Philip: My own view is that taxation at death is absolutely fair and one of the tools governments can and should use to ensure a broad tax base and a fairer world. I am against, for example, that Hong Kong and Singapore have eliminated their estate duty regimes. This said, I am also strongly against inheritance or estate tax rates that destroy family wealth and businesses, something that is the case in a number of countries. I am a believer in simple and transparent tax systems that have low rates and high levels of compliance and with broad tax bases.
This all said, we are in a world of complexity – a family based in Singapore, where there is no tax on death, may face huge inheritance taxes where there are international holdings, business or otherwise. Keeping safe boxes in countries with high inheritance taxes, owning foreign real estate and many other circumstances need to be considered and navigated.
Many families do not know that the U.S. imposes an estate tax on foreigners owning U.S. shares, even publicly listed ones. While there is planning that can avoid such taxation, failing to undertake such planning can, at present rates, result in as much as 40% of the value of assets going to estate taxation – not 40% of profits, but 40% of the value of such investments. And the U.S. is not the only country where this type of issue arises.

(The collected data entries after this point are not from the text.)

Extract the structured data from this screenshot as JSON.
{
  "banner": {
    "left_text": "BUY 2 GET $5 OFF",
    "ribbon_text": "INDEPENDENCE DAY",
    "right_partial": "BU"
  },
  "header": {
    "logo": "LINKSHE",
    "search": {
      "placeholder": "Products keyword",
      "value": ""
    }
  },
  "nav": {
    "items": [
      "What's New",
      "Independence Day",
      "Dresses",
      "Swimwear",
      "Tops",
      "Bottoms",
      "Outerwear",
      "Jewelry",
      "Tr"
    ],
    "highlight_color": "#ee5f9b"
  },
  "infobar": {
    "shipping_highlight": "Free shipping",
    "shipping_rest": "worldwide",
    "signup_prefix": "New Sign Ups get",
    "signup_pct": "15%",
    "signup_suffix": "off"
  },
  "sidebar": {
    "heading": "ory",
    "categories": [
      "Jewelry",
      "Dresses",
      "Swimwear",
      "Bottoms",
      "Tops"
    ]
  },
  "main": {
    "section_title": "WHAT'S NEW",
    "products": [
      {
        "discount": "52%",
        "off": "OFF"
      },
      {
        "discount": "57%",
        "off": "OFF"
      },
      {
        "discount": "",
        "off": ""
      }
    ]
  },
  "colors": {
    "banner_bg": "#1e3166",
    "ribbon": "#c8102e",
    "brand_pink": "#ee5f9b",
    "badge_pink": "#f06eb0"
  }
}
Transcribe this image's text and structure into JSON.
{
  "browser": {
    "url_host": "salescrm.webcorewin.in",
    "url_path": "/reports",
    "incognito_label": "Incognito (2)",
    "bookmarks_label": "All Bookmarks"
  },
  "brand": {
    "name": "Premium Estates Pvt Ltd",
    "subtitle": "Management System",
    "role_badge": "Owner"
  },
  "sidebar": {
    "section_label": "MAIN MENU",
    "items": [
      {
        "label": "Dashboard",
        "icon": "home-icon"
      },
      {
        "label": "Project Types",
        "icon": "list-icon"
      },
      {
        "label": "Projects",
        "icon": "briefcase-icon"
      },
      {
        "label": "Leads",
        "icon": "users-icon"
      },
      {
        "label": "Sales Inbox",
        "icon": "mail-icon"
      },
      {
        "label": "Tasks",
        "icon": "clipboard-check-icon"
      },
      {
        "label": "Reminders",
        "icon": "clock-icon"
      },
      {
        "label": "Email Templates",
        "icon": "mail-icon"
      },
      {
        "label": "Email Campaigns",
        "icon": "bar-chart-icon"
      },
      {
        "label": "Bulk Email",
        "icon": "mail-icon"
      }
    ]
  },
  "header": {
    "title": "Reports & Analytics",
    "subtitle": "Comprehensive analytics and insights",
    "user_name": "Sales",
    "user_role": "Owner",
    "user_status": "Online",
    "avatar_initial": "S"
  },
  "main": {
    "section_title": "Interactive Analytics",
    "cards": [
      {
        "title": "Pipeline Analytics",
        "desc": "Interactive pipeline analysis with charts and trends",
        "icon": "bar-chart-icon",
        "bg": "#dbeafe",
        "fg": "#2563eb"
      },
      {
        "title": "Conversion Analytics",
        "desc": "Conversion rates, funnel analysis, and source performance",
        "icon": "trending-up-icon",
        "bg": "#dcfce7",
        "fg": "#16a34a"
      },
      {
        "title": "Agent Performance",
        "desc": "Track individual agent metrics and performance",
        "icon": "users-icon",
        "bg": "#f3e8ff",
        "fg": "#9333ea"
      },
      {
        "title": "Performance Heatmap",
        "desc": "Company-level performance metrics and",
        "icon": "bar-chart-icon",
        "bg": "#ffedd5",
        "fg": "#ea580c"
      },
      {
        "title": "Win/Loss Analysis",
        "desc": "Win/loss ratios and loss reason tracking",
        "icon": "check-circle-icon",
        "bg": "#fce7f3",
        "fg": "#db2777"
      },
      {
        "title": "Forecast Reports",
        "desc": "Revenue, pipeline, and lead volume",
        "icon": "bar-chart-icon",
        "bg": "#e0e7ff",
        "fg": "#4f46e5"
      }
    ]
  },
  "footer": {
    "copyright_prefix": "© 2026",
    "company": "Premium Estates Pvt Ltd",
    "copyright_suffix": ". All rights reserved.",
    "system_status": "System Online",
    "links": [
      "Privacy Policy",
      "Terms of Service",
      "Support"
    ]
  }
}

The simple guideline I would recommend is that it is always easy to get into an investment – but what is critical is to understand and plan for the eventual exit, including the transition to the next generation. Legal avoidance or minimization of taxes on death are out there and involve a number of approaches depending on the countries involved. But planning needs to be undertaken early.
Dipa: What are common pitfalls and errors that entrepreneurs may overlook and how can they best mitigate or pre-empt unnecessary losses from occurring within a taxation context?
Philip: Many entrepreneurs still have the false belief that “no one will find out” and rely on tax evasion rather than proper planning. The simple reality is that wealth and business owners only have two choices – play by the rules of the countries involved or get out of the countries involved. There is no third choice of just hiding things and hoping no one will find out.
And as mentioned earlier, the time to plan is as early as possible, and ideally before the investment is made as this will affect how the investment might best be structured. And today all families are international families – either because family members live in different countries and have different citizenships or because investments are in different countries – or both. This all needs careful attention.
“The simple guideline I would recommend is that it is always easy to get into an investment – but what is critical is to understand and plan for the eventual exit, including the transition to the next generation.”